On today’s date in 1959, the first major jazz festival kicked off in Toronto, Ont., featuring internationally renowned jazz legend Oscar Peterson.
In 2005, Canada Post commemorated the life and achievements of Peterson with a 50-cent stamp (Scott #2118). The date of issue, Aug. 15, marked Peterson’s 80th birthday.
Printed by the Canadian Bank Note Company on Tullis Russell Coatings coated paper using seven-colour lithography, the stamp measures 32 millimetres by 32 millimetres and has general tagging along each side. Canada Post commissioned Montréal photojournalist Gilbert Duclos, a well-known street photographer, to photograph Peterson. Designer Tiit Telmet, of the Toronto firm Telmet Design Associates, worked on the art and composition.
Peterson was born and raised in the St. Henri district of Montréal, where he and four siblings, whose parents emigrated from the West Indies, learned about music in the family home. Peterson’s father was a self-taught musician that worked as a porter on the Canadian Pacific Railway. When he was away from work, however, he taught his children about music, encouraging them to explore all it had to offer.
Peterson began to study piano and trumpet when he was five years old, but tuberculosis weakened his lungs and ended his trumpet-playing days early.
ORCHESTRA’S FIRST BLACK MEMBER
All of Peterson’s effort went to playing piano, and from 1943-47, he was the featured soloist – and first Black member – of the Johnny Holmes Orchestra, a Montréal dance band.
When a noted U.S. promoter heard Peterson play in 1949, he was so impressed he arranged for the young Canadian pianist to perform later that year in a jazz concert at Carnegie Hall.
Peterson formed his first trio with guitarist Barney Kessel and Ray Brown on bass. Herb Ellis later replaced Kessel in the trio, which toured and earned widespread fame in the 1950s.
By 1960, Peterson and three other musicians formed the Advanced School of Contemporary Music in Toronto; however, a few years later, his career demands forced Oscar to pull out of the venture.
In 1964, Peterson produced his best-known work, Canadiana Suite, in which a different region of Canada inspired each of the album’s tracks.
He has recorded nearly 200 albums altogether.
Peterson was made a companion of the Order of Canada and awarded the Glenn Gould Prize as well as the UNESCO International Music Prize. In 2003, the Austrian government honoured him with a commemorative stamp.
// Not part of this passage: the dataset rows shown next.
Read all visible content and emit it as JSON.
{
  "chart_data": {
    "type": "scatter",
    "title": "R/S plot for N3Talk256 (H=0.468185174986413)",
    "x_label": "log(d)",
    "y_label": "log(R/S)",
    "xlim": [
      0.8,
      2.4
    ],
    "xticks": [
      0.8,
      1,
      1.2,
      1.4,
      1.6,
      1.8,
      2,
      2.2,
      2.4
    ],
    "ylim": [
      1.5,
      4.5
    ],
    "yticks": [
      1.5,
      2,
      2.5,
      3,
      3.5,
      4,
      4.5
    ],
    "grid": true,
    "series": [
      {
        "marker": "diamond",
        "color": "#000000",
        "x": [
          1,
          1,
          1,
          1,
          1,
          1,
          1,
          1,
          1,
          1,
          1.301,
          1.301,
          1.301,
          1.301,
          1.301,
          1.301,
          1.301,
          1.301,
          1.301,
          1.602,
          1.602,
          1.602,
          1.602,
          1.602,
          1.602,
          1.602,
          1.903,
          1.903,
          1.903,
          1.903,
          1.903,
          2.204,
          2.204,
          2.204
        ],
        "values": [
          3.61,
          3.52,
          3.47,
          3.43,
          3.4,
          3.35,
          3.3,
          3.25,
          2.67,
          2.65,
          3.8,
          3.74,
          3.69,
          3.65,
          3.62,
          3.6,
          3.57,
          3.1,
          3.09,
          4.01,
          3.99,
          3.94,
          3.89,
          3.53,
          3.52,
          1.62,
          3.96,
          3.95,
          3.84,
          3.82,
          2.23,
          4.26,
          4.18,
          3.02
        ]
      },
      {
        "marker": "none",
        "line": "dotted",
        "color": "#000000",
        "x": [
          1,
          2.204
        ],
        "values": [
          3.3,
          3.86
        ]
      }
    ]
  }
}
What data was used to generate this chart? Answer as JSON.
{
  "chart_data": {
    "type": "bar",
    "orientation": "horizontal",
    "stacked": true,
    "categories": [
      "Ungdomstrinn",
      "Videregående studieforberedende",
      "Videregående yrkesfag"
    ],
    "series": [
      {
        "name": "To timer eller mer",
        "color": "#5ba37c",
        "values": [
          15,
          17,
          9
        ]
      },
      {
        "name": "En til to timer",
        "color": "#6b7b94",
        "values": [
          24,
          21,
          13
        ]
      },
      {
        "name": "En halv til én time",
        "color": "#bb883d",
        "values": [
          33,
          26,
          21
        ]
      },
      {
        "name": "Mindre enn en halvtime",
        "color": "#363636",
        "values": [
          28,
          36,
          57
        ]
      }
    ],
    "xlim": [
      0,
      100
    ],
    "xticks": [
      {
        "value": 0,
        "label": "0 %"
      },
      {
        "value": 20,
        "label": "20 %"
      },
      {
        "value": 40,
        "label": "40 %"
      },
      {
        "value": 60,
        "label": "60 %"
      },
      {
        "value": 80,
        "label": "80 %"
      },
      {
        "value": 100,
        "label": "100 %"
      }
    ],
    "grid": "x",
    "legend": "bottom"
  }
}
He has also been the recipient of honorary degrees from more than a dozen universities and was chancellor of York University from 1991-94.
In 1959, at what’s considered the first Toronto Jazz Festival, Peterson was joined at the Canadian National Exhibition grandstand by more than 30 local and international artists, including fellow Canadian Music Hall of Fame inductee Maynard Ferguson and special guest Louis Armstrong. That year is considered by many to be jazz’s golden age and one of the greatest eras in the history of music.
Remarkably, Peterson released 15 albums in 1959 alone, including The Jazz Soul of Oscar Peterson.